BLITAR, kota kecil di Jawa Timur, dikenal memiliki kekayaan sejarah dan budaya. Salah satu warisan yang memukau adalah lirik lagu Blitar Kawentar yang diciptakan musisi kerocong asal Solo, Jawa Tengah, almarhum Andjar Any. Andjar Any berhasil memasukkan unsur sejarah, patriotisme, religi dan sekaligus nasionalisme. Lagu ini tidak hanya menggambarkan keindahan kota, tetapi juga menyoroti sejarah penting dan tokoh-tokoh berpengaruh yang berasal dari sana.

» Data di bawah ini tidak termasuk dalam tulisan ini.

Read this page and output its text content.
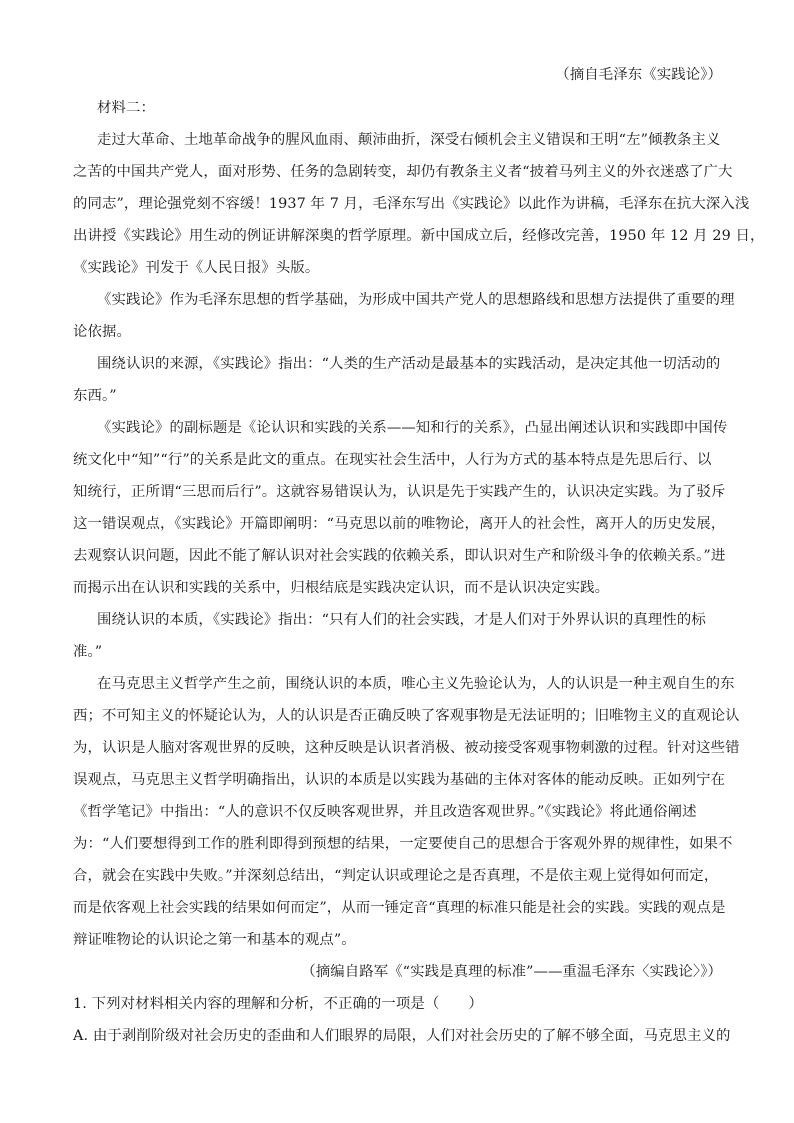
（摘自毛泽东《实践论》）
材料二：
走过大革命、土地革命战争的腥风血雨、颠沛曲折，深受右倾机会主义错误和王明“左”倾教条主义
之苦的中国共产党人，面对形势、任务的急剧转变，却仍有教条主义者“披着马列主义的外衣迷惑了广大
的同志”，理论强党刻不容缓！1937 年 7 月，毛泽东写出《实践论》以此作为讲稿，毛泽东在抗大深入浅
出讲授《实践论》用生动的例证讲解深奥的哲学原理。新中国成立后，经修改完善，1950 年 12 月 29 日，
《实践论》刊发于《人民日报》头版。
《实践论》作为毛泽东思想的哲学基础，为形成中国共产党人的思想路线和思想方法提供了重要的理
论依据。
围绕认识的来源，《实践论》指出：“人类的生产活动是最基本的实践活动，是决定其他一切活动的
东西。”
《实践论》的副标题是《论认识和实践的关系——知和行的关系》，凸显出阐述认识和实践即中国传
统文化中“知”“行”的关系是此文的重点。在现实社会生活中，人行为方式的基本特点是先思后行、以
知统行，正所谓“三思而后行”。这就容易错误认为，认识是先于实践产生的，认识决定实践。为了驳斥
这一错误观点，《实践论》开篇即阐明：“马克思以前的唯物论，离开人的社会性，离开人的历史发展，
去观察认识问题，因此不能了解认识对社会实践的依赖关系，即认识对生产和阶级斗争的依赖关系。”进
而揭示出在认识和实践的关系中，归根结底是实践决定认识，而不是认识决定实践。
围绕认识的本质，《实践论》指出：“只有人们的社会实践，才是人们对于外界认识的真理性的标
准。”
在马克思主义哲学产生之前，围绕认识的本质，唯心主义先验论认为，人的认识是一种主观自生的东
西；不可知主义的怀疑论认为，人的认识是否正确反映了客观事物是无法证明的；旧唯物主义的直观论认
为，认识是人脑对客观世界的反映，这种反映是认识者消极、被动接受客观事物刺激的过程。针对这些错
误观点，马克思主义哲学明确指出，认识的本质是以实践为基础的主体对客体的能动反映。正如列宁在
《哲学笔记》中指出：“人的意识不仅反映客观世界，并且改造客观世界。”《实践论》将此通俗阐述
为：“人们要想得到工作的胜利即得到预想的结果，一定要使自己的思想合于客观外界的规律性，如果不
合，就会在实践中失败。”并深刻总结出，“判定认识或理论之是否真理，不是依主观上觉得如何而定，
而是依客观上社会实践的结果如何而定”，从而一锤定音“真理的标准只能是社会的实践。实践的观点是
辩证唯物论的认识论之第一和基本的观点”。
（摘编自路军《“实践是真理的标准”——重温毛泽东〈实践论〉》）
1. 下列对材料相关内容的理解和分析，不正确的一项是（　　）
A. 由于剥削阶级对社会历史的歪曲和人们眼界的局限，人们对社会历史的了解不够全面，马克思主义的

Lirik Lagu Blitar Kawentar

Blitar kutho cilik sing kawentar; Edipeni Gunung Kelud sing ngayomi; Blitar zaman Jepang nate gempar; Peta berontak sing dipimpin Supriyadi; Blitar nyimpen awune sang notho; Majapahit ning Candi Panataran; Blitar nyimpen layone Bung Karno; Proklamator lan presiden kang kapisan;

Ono crito jare Patih Gadjah Mada; Ingkang bisa nyawijikne nuswantoro; Lan ugo Bung Karno sing kondang kaloko; Eneng tlatah Blitar lahir cilik mula; Ora mokal Blitar dadi kembang lambe; Ora mokal akeh sing podho nyatakne; Yen ta geni murup akeh semangate; Yen ta banyu nukulake patriote.

Terjemahan

Blitar kota kecil yang terkenal; Elok indah Gunung Kelud yang menaungi; Blitar pada masa penjajahan Jepang pernah gempar;Peta memberontak dipimpin Supriyadi; Blitar menyimpan abu raja; Majapahit di Candi Panataran; Blitar juga menyimpan jasad Bung Karno

Proklamator dan presiden pertama; Ada cerita katanya Patih Gadjah Mada; Yang bisa mempersatukan nusantara; Dan Bung Karno yang terkenal; Di daerah Blitar pula mereka lahir dan tumbuh besar; Tak heran Blitar selalu jadi bahan pembicaraan; Tak heran banyak yang selalu menyebut; Jika itu api menyala semangatnya; Jika air memunculkan patriotnya.

Keindahan dan Makna

Lirik lagu Blitar Kawentar memberikan gambaran mendalam tentang kota indah ini. Mulai dari Gunung Kelud yang gagah hingga sejarah pemberontakan PETA yang dipimpin oleh Supriyadi. Setiap lirik lagu ini mengajak untuk merenungi peristiwa penting yang terjadi di Blitar.

Selain itu, lagu ini juga menyebutkan tokoh-tokoh berpengaruh seperti Bung Karno dan Patih Gadjah Mada, yang memiliki ikatan kuat dengan Blitar. Bung Karno, proklamator dan presiden pertama Indonesia, dimakamkan di Blitar, menjadikan kota ini sebagai tempat bersejarah yang penting bagi bangsa Indonesia.

Kesimpulan

Lagu ini bukan sekadar lagu, tetapi berisi apresiasi terhadap sejarah dan keindahan kota Blitar. Artikel ini bertujuan untuk menggali lebih dalam kekayaan warisan budaya dan sejarah kota Blitar. Melalui lirik lagu Blitar Kawentar ini, para pembaca dapat lebih memahami dan menghargai keunikan Blitar, serta terinspirasi untuk menyelami keindahan dan sejarah yang ditawarkan oleh kota yang berada di kaki Gunung Kelud ini.